# I want to breed one cock to two hens...



## windaidedaviary (Feb 18, 2009)

How do I go about doing this? One hen has one egg and the other could be laying any time, or not. Both hens are in separate sections. Need to rotate the cock somehow. Both hens will raise their own youngs. First time trying this. Need advice. Thanks.


----------



## SouthTown Racers (Jan 14, 2009)

windaidedaviary said:


> How do I go about doing this? One hen has one egg and the other could be laying any time, or not. Both hens are in separate sections. Need to rotate the cock somehow. Both hens will raise their own youngs. First time trying this. Need advice. Thanks.


The only way to do this is with a set of foster parents. The cock wont take care of 2 nests. I would put the cock with one hen in one section, and then rotate him to the other hen in the other section. The 2nd hen should be the one you want the cock to be paired to. When the first hen lays, put her eggs under a foster pair.


----------



## spirit wings (Mar 29, 2008)

yes you need fosters to do that.
http://www.pigeons.biz/forums/f14/foster-parents-13083.html


----------



## SmithFamilyLoft (Nov 22, 2004)

windaidedaviary said:


> How do I go about doing this? One hen has one egg and the other could be laying any time, or not. Both hens are in separate sections. Need to rotate the cock somehow. Both hens will raise their own youngs. First time trying this. Need advice. Thanks.
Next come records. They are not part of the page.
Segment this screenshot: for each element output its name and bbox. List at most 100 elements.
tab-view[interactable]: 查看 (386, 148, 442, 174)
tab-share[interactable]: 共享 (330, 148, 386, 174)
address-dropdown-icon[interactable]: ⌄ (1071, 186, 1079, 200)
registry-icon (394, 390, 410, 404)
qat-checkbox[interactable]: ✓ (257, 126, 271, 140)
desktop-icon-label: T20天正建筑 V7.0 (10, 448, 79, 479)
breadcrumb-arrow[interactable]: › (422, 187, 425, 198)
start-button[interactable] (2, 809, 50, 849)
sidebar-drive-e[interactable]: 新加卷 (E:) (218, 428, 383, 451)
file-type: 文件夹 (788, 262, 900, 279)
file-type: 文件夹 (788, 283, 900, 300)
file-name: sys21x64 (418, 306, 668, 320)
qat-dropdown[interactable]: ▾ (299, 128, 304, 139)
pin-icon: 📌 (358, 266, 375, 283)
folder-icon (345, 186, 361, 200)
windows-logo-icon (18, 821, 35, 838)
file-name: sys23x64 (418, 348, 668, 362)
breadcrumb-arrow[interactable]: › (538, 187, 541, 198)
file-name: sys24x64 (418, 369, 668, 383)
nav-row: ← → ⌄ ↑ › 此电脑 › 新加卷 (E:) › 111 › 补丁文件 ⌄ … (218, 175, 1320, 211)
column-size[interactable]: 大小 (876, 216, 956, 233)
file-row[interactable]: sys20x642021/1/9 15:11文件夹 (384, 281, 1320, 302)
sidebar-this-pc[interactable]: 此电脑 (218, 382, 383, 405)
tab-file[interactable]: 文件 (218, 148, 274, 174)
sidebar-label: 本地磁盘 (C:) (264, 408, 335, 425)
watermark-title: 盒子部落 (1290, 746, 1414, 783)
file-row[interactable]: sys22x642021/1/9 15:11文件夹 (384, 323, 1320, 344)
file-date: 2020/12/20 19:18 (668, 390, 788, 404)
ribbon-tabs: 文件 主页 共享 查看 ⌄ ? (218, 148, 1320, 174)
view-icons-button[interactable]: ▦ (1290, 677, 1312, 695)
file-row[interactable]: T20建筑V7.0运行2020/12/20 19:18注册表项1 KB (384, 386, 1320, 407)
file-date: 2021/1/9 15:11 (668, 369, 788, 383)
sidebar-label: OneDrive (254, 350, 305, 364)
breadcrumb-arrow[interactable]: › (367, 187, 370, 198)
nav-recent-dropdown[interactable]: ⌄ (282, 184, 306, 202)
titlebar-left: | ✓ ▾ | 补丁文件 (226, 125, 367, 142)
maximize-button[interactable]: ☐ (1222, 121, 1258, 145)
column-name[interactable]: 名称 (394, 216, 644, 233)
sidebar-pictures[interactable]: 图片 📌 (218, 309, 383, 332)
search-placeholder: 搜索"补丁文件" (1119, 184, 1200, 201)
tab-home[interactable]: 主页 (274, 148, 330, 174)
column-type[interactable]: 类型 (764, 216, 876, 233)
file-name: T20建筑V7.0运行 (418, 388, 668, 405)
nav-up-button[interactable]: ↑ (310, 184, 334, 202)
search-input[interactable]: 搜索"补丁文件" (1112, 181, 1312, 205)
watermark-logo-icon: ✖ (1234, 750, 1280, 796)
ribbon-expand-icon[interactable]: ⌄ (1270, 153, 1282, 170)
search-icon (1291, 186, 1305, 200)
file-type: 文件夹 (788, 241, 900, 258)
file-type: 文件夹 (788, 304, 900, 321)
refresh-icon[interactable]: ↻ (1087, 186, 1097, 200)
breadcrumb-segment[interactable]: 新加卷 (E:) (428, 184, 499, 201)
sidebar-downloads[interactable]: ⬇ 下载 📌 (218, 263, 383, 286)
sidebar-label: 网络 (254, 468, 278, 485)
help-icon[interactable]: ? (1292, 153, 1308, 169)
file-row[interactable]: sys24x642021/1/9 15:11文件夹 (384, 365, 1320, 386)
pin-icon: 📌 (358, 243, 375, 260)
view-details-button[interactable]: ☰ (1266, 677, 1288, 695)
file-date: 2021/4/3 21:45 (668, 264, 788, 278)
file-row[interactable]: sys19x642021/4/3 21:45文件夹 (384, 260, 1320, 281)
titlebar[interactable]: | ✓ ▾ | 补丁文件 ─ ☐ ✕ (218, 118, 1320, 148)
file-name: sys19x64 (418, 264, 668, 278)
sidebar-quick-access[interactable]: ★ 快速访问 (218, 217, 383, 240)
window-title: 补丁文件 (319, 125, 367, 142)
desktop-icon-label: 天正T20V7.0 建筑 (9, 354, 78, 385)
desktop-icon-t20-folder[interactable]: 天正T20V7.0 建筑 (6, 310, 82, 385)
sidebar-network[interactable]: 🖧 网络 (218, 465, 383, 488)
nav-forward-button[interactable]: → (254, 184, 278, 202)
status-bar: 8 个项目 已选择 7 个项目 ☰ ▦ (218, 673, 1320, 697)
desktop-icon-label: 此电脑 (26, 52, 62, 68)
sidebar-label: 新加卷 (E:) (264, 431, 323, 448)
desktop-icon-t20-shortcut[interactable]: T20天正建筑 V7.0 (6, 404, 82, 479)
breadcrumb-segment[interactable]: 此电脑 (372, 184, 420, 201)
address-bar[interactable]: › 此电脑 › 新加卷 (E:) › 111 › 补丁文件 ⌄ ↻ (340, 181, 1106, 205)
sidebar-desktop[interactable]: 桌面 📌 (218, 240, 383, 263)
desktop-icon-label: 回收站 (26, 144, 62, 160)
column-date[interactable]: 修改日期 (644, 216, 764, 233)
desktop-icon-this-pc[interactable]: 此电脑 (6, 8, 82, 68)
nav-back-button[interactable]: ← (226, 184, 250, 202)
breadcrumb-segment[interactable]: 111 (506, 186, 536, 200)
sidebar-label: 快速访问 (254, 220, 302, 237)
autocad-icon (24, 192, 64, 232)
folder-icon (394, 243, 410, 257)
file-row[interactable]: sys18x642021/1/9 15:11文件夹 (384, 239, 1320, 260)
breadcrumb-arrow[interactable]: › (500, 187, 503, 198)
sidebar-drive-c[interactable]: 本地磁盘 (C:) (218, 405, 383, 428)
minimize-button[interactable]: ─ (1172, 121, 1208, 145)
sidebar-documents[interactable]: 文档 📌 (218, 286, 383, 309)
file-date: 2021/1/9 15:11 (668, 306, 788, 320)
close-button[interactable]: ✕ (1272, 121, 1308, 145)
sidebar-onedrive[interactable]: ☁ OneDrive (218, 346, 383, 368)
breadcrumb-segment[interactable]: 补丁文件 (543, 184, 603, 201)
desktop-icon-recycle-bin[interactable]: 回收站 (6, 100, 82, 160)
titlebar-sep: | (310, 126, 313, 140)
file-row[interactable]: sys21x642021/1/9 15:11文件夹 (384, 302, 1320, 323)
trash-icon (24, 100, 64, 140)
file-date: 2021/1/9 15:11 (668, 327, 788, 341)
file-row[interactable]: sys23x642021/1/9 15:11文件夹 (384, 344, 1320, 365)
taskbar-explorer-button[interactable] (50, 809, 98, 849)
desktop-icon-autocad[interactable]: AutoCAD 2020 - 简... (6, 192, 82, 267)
Actually, you need to read some material on the "Bull" system. I don't have any at my finger tips, there might be some threads which have discussed that, and I am sure I read some things on other web sites. The link provided concerning foster parents also comes into play here.


----------



## windaidedaviary (Feb 18, 2009)

I just got done reading the "bull" system thread. Guess it's hard to do without fosters. I was hoping the cock would help raise both sets of youngs. I don't have any extra pairs to foster. Time to find one more cock...


----------



## wolfwood (Jan 26, 2009)

I have a cock who chose 2 hens ... and tended 2 nests. Well - he kinda blew off most of his responsibility for the 1st one (which was also his 1st - ever) but every now and then - he was there. When he wasn't out courting the other hen, he did hang around nest #1 - I just think he didn't really know what he was 'sposed to do. They lost one of the 1st eggs to a bully bird so, fortunately, mom (who is an old hat at this stuff) only had 1 mouth to feed and didn't seem to notice the cock - 1 way or the other. I guess she taught him well, though, as he has tended to the 2nd nest (and babies) perfectly and still is - the babies are about 2 weeks old. So - it _can_ be done ....


----------



## Guest (Apr 4, 2009)

there are ways to get a hen mated to certain cock bird and return the hen to her original mate to hatch them out too but Im not sure if thats the bull system or not now ,guess reading on breeding is the best search you could do on that subject


----------



## SouthTown Racers (Jan 14, 2009)

I think the way to go about this is first of all, you need to pull all eggs from all pairs. All birds need to be on the same schedule. Put a, or, the cock bird in a section that has the potential hens. Lock the hens in different nest boxes. The cock is on the floor. Let one hen out at a time. They should mate quickly---if they have been seperated! This system requires foster parents, but this is the way to put your stud out to range!


----------